ドイツ裁判所は判決を「イギリスの著作権はドイツでも有効」と下し、『恐怖の交響曲』のネガとプリントの焼却命令が出された。しかし、破棄の明確な証明を規定しなかったため、いくつかのプリントは国外に流れ、完全な消滅を免れている。

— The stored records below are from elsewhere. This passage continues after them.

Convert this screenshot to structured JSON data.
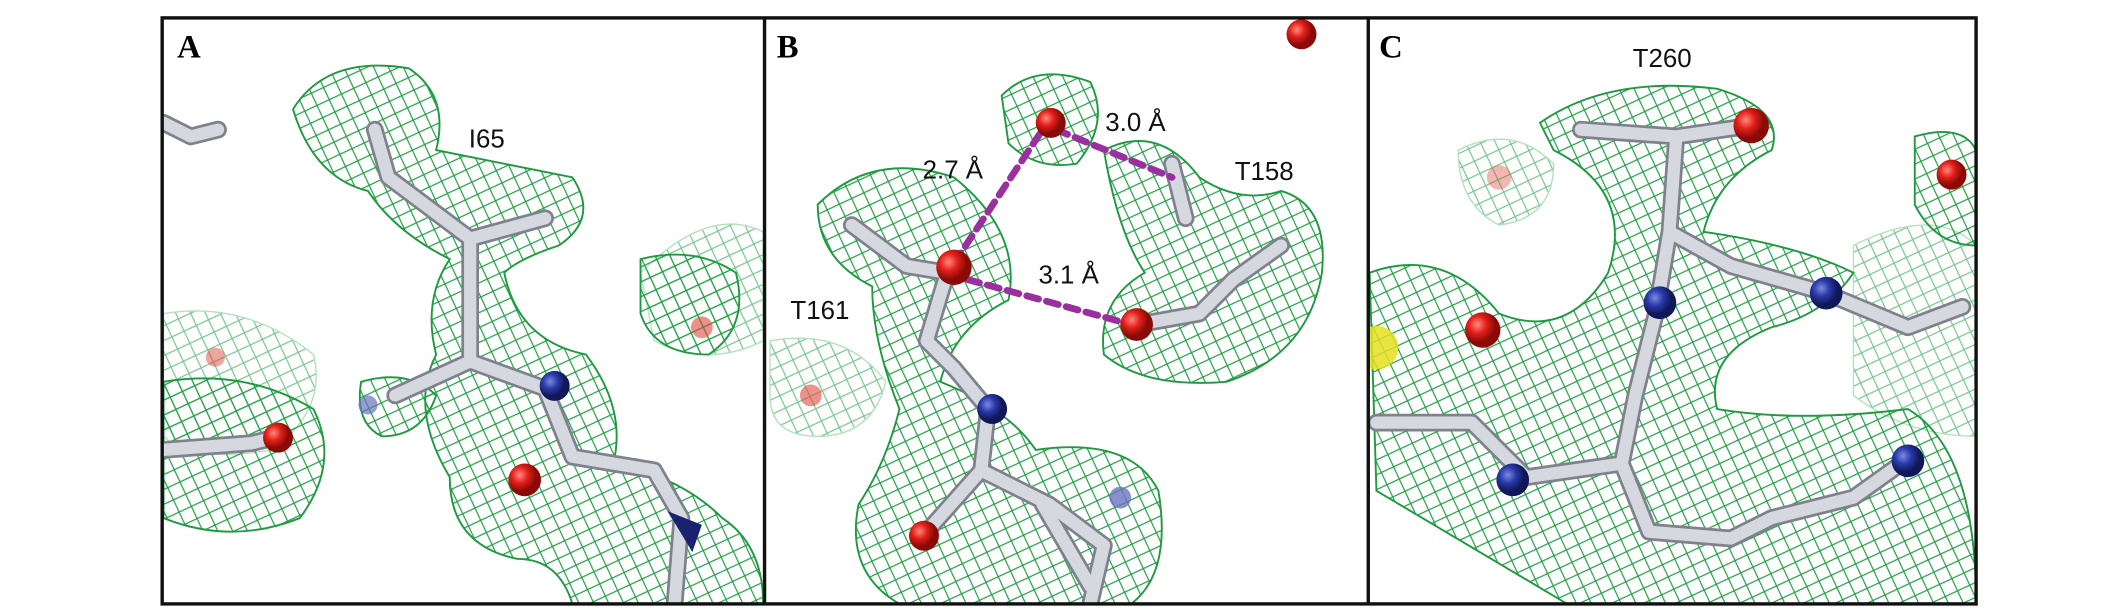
{
  "panels": [
    {
      "label": "A",
      "residues": [
        "I65"
      ]
    },
    {
      "label": "B",
      "residues": [
        "T161",
        "T158"
      ],
      "distances": [
        "2.7 Å",
        "3.0 Å",
        "3.1 Å"
      ]
    },
    {
      "label": "C",
      "residues": [
        "T260"
      ]
    }
  ]
}
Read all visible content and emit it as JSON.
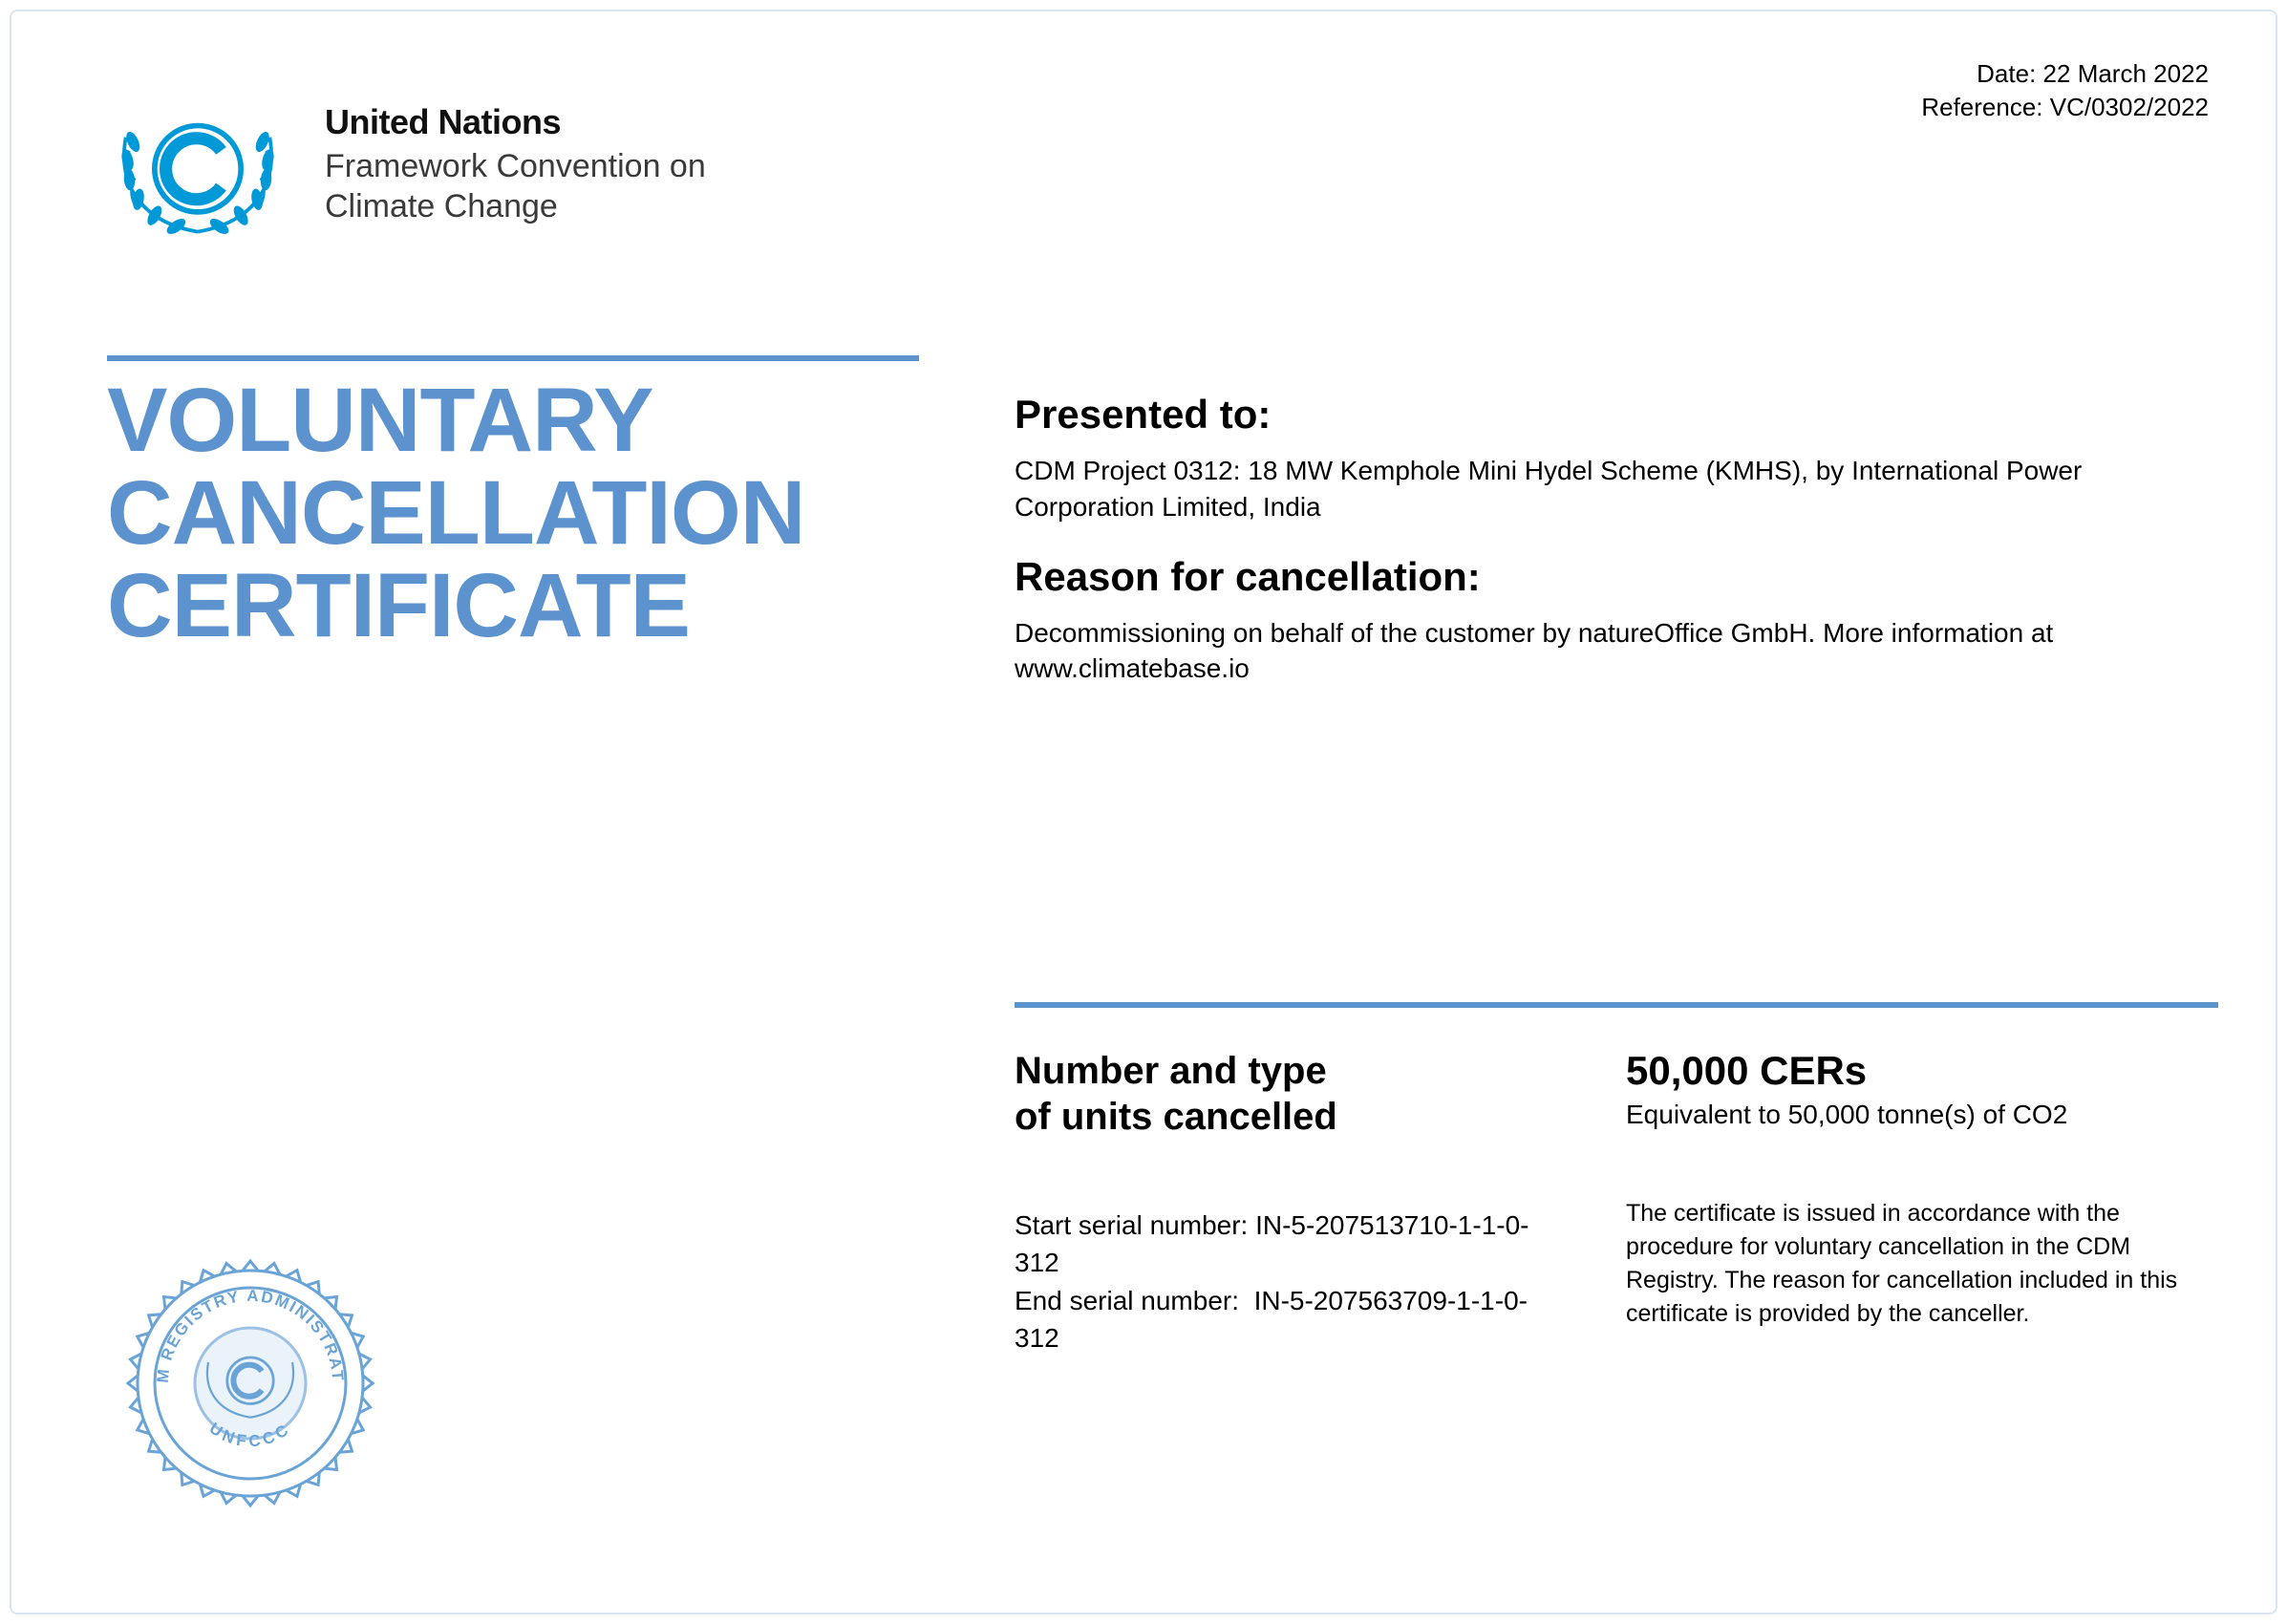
{
  "meta": {
    "date_label": "Date:",
    "date_value": "22 March 2022",
    "ref_label": "Reference:",
    "ref_value": "VC/0302/2022"
  },
  "org": {
    "name": "United Nations",
    "subtitle_line1": "Framework Convention on",
    "subtitle_line2": "Climate Change"
  },
  "title": {
    "line1": "VOLUNTARY",
    "line2": "CANCELLATION",
    "line3": "CERTIFICATE"
  },
  "presented": {
    "heading": "Presented to:",
    "body": "CDM Project 0312: 18 MW Kemphole Mini Hydel Scheme (KMHS), by International Power Corporation Limited, India"
  },
  "reason": {
    "heading": "Reason for cancellation:",
    "body": "Decommissioning on behalf of the customer by natureOffice GmbH. More information at www.climatebase.io"
  },
  "units": {
    "heading_line1": "Number and type",
    "heading_line2": "of units cancelled",
    "cers": "50,000 CERs",
    "equivalent": "Equivalent to 50,000 tonne(s) of CO2",
    "start_label": "Start serial number:",
    "start_value": "IN-5-207513710-1-1-0-312",
    "end_label": "End serial number:",
    "end_value": "IN-5-207563709-1-1-0-312",
    "disclaimer": "The certificate is issued in accordance with the procedure for voluntary cancellation in the CDM Registry. The reason for cancellation included in this certificate is provided by the canceller."
  },
  "seal": {
    "top_text": "CDM REGISTRY ADMINISTRATOR",
    "bottom_text": "UNFCCC"
  },
  "colors": {
    "accent": "#5c93ce",
    "logo_blue": "#0099d8",
    "seal_blue": "#6aa3d6",
    "text": "#000000",
    "background": "#ffffff"
  },
  "typography": {
    "title_fontsize": 95,
    "h2_fontsize": 42,
    "body_fontsize": 28,
    "meta_fontsize": 26,
    "disclaimer_fontsize": 25
  }
}
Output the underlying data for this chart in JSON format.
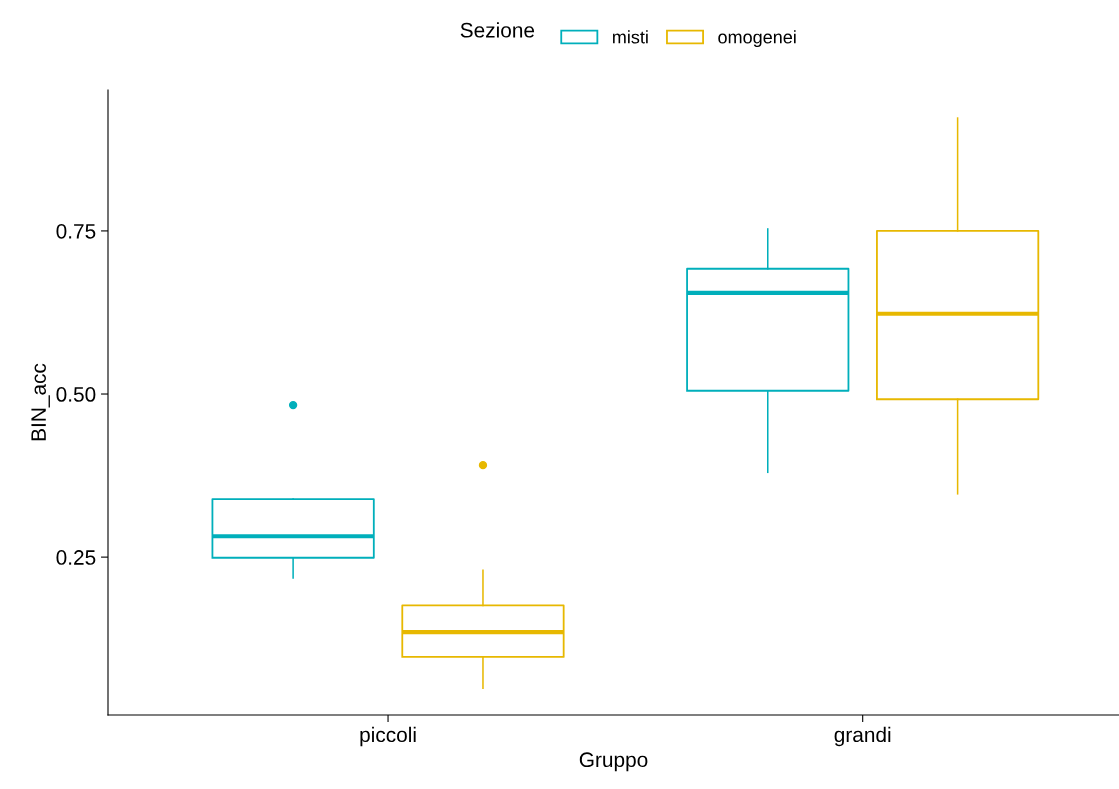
{
  "chart_data": {
    "type": "box",
    "xlabel": "Gruppo",
    "ylabel": "BIN_acc",
    "legend_title": "Sezione",
    "legend": "top",
    "grid": false,
    "categories": [
      "piccoli",
      "grandi"
    ],
    "ylim": [
      0.008,
      0.966
    ],
    "yticks": [
      0.25,
      {
        "value": 0.5,
        "label": "0.50"
      },
      0.75
    ],
    "series": [
      {
        "name": "misti",
        "color": "#00afbb",
        "boxes": [
          {
            "low": 0.218,
            "q1": 0.249,
            "median": 0.282,
            "q3": 0.339,
            "high": 0.339,
            "outliers": [
              0.483
            ]
          },
          {
            "low": 0.38,
            "q1": 0.505,
            "median": 0.655,
            "q3": 0.692,
            "high": 0.753
          }
        ]
      },
      {
        "name": "omogenei",
        "color": "#e7b800",
        "boxes": [
          {
            "low": 0.049,
            "q1": 0.097,
            "median": 0.135,
            "q3": 0.176,
            "high": 0.23,
            "outliers": [
              0.391
            ]
          },
          {
            "low": 0.347,
            "q1": 0.492,
            "median": 0.623,
            "q3": 0.75,
            "high": 0.923
          }
        ]
      }
    ]
  }
}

それは劇中さながら、越境してドイツ上陸を果たし、悪病を広める吸血鬼ノスフェラトゥことオルロック伯爵(マックス・シュレック)のようでもあった。
紳士的なドラキュア伯爵のキャラクターが確立される一方、『恐怖の交響曲』が後世に与えた影響も大きい
その後、ストーカーの原作はオフィシャルな承認を得たうえで『魔人ドラキュラ』(31)として映画化され、同作でベラ・ルゴシが演じた黒マントで紳士的な佇まいを見せるドラキュラ伯爵が、のちの吸血鬼像を決定づけていく。
しかし、『恐怖の交響曲』におけるオルロック伯爵の怪物然とした異貌は、トビー・フーパーが手掛けたテレフィーチャー『死霊伝説』(80)に登場する吸血鬼をはじめ、ギレルモ・デル・トロをメジャーに押し上げた『ブレイド2』(02)のリーパーズや、リチャード・マシスンによる黙示録小説「地球最後の男」(旧題「吸血鬼」)の再々映画化『アイ・アム・レジェンド』(07)における変異体ダークシーカーなどへと継受され、その影響力はとてつもなく大きい。